"That's it! I can feel it!" said Maigret, the words now coming faster, as if he were being rushed along by them. Face to face with the woman who had been his wife, Jean the carter, who had virtually forgotten Doctor Darchambeux, had begun to remember, and mists of the past rose to meet him. And a strange plan had started to take shape. Was it vengeance? Not really. More an obscure desire to bring down to his level the woman who had promised to be his for the rest of their lives.
-- Georges Simenon, The Carter of La Providence (1931, Penguin, translated by David Coward)
The Carter of La Providence was one of ten novels about Inspector Maigret that Simenon published in 1931, when Maigret first appeared. A carter is one in charge of the horses that pull a boat through the canals of France; La Providence is the name of a boat on a canal near the Marne in northwestern France. A murder takes place near the town of Dizy and Inspector Maigret of the Flying Squad is sent to investigate, as the violence increases.
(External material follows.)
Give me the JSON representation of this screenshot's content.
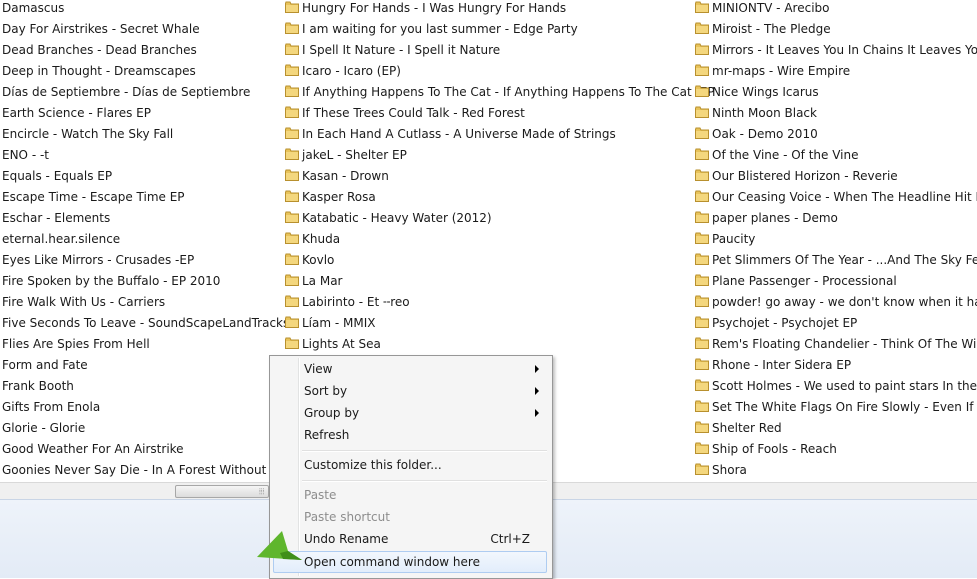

Maigret is obdurate, following ships on the canal by bicycle for many kilometers, usually in the rain, staying at working class cafes and sleeping in rooms with "a slightly nauseating smell." Maigret's attention to detailed is matched by Simenon's detailed descriptions of life on the boats and the lives of those who work on and near the locks. The killer turns out to be similar to some of Arthur Conan Doyle's Sherlock Holmes characters, someone who was betrayed by a woman when he was incarcerated and moved from the upper classes to the lower, class usually playing a significant role in Simenon's novels.